Seriously. This was Day 1. And it was fricking amazing.
Masada is where Herod built his fortress. And it’s also where a mass suicide of Jewish rebels took place. They chose to die rather than be captured by the Romans. The history here is overwhelming.
Everyone who takes a trip to Israel must go to the top of Masada where all of the historic artifacts are and where the view is amazing. And you have a choice of either taking a cable car to the top or climbing up the Snake Path, a two mile winding trail up the mountain with change in elevation of 1,300 feet.
So of course, in the 95 degree heat, I chose to climb. Because, I didn’t travel all that way to be a spectator. And I climbed along with my son, my daughter, my nephew, my brother and my sister-in-law. My brother ran all the way up because he is, well, insane. My son ran part way with him but then had to stop and throw-up.
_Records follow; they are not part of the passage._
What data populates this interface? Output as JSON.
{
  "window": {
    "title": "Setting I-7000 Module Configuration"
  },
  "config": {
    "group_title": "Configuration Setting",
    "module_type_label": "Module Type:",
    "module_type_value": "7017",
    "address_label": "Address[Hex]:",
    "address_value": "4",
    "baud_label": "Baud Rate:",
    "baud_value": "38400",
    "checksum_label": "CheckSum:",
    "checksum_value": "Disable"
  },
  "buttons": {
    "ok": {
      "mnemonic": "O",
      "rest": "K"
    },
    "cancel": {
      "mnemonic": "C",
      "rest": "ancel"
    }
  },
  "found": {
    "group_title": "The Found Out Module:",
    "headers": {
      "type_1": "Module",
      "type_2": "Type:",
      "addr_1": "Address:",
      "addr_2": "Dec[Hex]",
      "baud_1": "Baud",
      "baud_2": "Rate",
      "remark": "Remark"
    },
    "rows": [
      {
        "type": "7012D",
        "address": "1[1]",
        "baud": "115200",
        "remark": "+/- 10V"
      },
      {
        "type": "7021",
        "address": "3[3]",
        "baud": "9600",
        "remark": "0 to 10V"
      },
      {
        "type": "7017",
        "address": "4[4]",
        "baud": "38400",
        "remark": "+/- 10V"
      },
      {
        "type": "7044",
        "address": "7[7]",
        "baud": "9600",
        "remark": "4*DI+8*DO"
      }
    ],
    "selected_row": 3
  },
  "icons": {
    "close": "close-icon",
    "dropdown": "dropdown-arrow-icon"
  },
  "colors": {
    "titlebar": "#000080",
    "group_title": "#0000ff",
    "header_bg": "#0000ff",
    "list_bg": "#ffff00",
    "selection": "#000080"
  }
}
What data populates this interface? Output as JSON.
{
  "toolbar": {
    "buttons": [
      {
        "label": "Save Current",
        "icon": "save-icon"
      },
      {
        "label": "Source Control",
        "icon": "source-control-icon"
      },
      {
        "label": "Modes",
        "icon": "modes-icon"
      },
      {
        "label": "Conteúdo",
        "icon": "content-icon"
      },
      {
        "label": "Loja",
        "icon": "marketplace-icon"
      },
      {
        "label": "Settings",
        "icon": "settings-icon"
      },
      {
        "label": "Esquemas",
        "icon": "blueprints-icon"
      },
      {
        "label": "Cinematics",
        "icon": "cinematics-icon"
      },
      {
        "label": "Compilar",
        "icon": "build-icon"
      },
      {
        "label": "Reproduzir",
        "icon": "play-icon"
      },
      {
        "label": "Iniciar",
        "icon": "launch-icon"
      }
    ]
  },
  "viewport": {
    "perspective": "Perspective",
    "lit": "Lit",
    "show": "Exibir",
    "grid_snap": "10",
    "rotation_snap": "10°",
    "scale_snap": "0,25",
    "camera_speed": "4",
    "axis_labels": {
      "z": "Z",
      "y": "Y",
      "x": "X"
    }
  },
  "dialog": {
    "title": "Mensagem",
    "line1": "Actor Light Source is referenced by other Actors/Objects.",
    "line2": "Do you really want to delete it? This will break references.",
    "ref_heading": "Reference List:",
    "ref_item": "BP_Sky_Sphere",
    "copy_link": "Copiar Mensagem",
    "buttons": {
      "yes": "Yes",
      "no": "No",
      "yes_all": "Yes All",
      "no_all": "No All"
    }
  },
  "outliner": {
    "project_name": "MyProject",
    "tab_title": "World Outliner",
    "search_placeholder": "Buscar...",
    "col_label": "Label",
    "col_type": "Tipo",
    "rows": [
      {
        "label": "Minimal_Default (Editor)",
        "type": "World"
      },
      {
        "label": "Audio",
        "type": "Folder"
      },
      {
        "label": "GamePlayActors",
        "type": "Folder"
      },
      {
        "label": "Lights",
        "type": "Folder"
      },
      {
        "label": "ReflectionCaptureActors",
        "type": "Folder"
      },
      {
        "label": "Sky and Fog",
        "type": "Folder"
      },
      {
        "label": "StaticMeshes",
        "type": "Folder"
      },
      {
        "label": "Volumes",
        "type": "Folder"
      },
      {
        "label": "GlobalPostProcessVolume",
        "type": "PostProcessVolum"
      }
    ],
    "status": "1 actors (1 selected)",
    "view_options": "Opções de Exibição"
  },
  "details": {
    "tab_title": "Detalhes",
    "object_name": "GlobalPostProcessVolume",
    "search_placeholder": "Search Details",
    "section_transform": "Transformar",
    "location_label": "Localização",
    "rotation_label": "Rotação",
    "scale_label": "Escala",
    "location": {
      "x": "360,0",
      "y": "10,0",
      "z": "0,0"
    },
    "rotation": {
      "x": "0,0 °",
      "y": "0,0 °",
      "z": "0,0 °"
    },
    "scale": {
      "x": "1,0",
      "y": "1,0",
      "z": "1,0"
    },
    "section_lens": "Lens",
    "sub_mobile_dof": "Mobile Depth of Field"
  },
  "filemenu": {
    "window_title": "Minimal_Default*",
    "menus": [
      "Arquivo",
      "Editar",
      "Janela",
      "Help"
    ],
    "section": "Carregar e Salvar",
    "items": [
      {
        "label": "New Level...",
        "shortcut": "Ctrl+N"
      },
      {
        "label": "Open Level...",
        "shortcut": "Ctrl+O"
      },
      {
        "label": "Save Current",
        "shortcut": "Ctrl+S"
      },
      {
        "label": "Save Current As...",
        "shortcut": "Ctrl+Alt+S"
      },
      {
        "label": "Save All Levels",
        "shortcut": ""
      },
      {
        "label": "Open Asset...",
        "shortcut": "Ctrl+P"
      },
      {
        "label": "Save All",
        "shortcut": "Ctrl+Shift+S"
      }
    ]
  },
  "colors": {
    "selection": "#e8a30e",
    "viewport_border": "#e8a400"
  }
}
And about half way up, I started having flashbacks of that 35 mile bike ride my husband and I took in the Nevada desert.
I was so hot and tired that I didn’t think I could go any further. But I was with my 12 year-old daughter and I didn’t want to scare her. Plus, I wanted to be a good role model and have a can-do attitude. My savior that day was my sister-in-law who coaxed me up to the top with words of encouragement and with a sense of humor. My bond with her became even stronger on that day. She knew what I needed to get up to the top. She got me. And I love her even more because of that. (Thanks Stuffy.)
The rest of the day was wonderful but nothing compared to the sense of accomplishment I felt for climbing the Snake Path and the pride I felt in my kids for doing it as well.
A few other highlights included climbing to the second waterfall at Ein Gedi and watching my sister-in-law get her hair wet. Floating in the Dead Sea and listening to members of my family pronounce which parts of their bodies were stinging from the salt. (I bite my cuticles. They really hurt. Others had anus issues. Don’t ask.) Tasting my first Shakshuka, eggs poached in a skillet with a perfectly spiced tomato sauce.
And of course, riding a camel.
I fell in to bed that night, after a shower of course, thinking it incomprehensible that we had only just arrived the day before. I didn’t think for very long because the next thing I knew, my iPhone alarm was going off. It was 7:30 am. Time to start Day 2.